En effet, la situation que j’ai présentée plus haut démontre comment, exposé à divers risques causés par les producteurs des biens et des services, les Consommateurs subissent le diktat des opérateurs économiques qui leur imposent leur loi et n’hésitent pas à bafouer leurs différents droits. Des attitudes qui se justifient par la recherche effrénée du profit et qui mettent en péril la vie de ceux qui font cette richesse et qui ne sont autres que les consommateurs. Comment peut-on vouloir s’enrichir sans respecter la vie du consommateur ? Si le consommateur venait à disparaître, qui achèterait encore les biens et les services produits ?
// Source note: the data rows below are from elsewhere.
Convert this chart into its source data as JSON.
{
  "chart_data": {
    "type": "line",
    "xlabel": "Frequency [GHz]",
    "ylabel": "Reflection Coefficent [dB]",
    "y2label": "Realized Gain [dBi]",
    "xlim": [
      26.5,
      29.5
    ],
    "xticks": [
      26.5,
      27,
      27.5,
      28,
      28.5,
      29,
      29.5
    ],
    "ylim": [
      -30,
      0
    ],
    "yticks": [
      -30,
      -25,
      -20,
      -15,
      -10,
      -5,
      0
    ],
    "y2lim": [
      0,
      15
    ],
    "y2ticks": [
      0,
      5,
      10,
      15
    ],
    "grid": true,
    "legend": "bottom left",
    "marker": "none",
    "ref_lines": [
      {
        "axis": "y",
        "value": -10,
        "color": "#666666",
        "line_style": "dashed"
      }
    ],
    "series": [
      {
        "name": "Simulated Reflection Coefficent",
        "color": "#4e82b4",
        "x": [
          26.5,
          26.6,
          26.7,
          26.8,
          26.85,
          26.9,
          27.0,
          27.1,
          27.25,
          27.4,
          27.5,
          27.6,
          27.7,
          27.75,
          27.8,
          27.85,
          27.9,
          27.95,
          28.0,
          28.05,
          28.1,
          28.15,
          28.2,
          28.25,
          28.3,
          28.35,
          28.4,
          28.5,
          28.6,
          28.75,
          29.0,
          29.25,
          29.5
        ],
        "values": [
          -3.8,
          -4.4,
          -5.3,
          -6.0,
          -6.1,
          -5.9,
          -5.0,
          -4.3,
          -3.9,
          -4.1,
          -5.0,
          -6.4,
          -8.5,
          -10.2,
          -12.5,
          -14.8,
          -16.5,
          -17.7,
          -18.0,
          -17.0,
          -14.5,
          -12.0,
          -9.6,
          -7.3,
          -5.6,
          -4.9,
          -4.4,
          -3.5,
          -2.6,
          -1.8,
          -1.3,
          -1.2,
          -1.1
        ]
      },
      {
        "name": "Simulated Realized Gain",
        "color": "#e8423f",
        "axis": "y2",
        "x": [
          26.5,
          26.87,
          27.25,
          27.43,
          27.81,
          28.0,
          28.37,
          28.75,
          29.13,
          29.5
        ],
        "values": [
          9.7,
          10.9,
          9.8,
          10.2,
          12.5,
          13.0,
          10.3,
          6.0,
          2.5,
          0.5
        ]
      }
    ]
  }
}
Ceux qui font dans le commerce illicite n’ont jamais eu à se poser ces questions-là. Et cette célébration nous donne l’occasion de nous adresser à eux.
Chers producteurs des biens et des services, votre sens du patriotisme vous impose de mettre à la disposition des consommateurs, des produits exempts de tout défaut. _ Malheureusement, nous continuons de recevoir au quotidien des récriminations dans divers domaines : les surcharges dans le transport, des accidents mortels de la circulation dus aux mauvais état technique des véhicules, les ouvertures de centres de santé et cliniques sans autorisation préalable, le difficile accès aux médicaments essentiels, le coût élevé des consultations et des prestations, le coût élevé de la scolarité et des manuels scolaires avec des listes renouvelées tous les ans, la non-application de la gratuité de l’éducation de base, des coûts exorbitants des communications, des factures fantaisistes servies aux consommateurs d’électricité et d’eau, des appels à assistance souvent restés sans suite, le non respect de la réglementation en ce qui concerne les frais bancaires et la non application du service minimum gratuit, etc.
Comme je l’ai dit à l’endroit des pouvoirs publics, je vous exhorte aussi à inclure dans vos budgets annuels, la Journée mondiale des droits des Consommateurs (JMDC). Et surtout, à éviter le laxisme dans le traitement des dossiers de la JMDC, qui engendre des réactions tardives et l’impréparation, comme c’était encore le cas cette année chez certains d’entre vous.
Aux Consommateurs : La Cambre nationale des consommateurs est plus jamais à leurs côtés pour leurs plaintes et récriminations multiples, à travers leurs enquêtes et leurs dénonciations diverses sur le terrain, dans ce combat de titans entre les pouvoirs publics et les opérateurs économiques, dans lequel ils sont naturellement la victime.
Seulement, il est malencontreusement établi qu’ils s’illustrent par leur passivité dans la revendication de leurs droits, qui pourtant sont régulièrement piétinés, à cause de leur complicité active dans l’encouragement du délit de contrefaçon, de fraude, et autres pratiques commerciales illicites en achetant à bas prix les produits de luxe, sans jamais oser poser la moindre question sur leurs marques, encore moins de leurs origines.
Par conséquent, nous leur recommandons de s’informer sur tout ce qu’ils achètent. Car, ils ont certes des droits depuis la promulgation de la loi du 6 mai 2011, mais aussi des devoirs.
Aux Associations des consommateurs: En 2017, faisons de l’adage « l’union fait la force », notre credo. Seul, tout paraît difficile ; mais ensemble, nous vaincrons. En plus, réitérons notre engagement dans la lutte, sans faiblir, contre toute entreprise qui prospère dans la publicité mensongère ou tout autre péché qui nuit au Consommateur. Disons NON aux actes de compromission et nous serons davantage respectés. Disons NON à toute manipulation, d’où qu’elle vienne.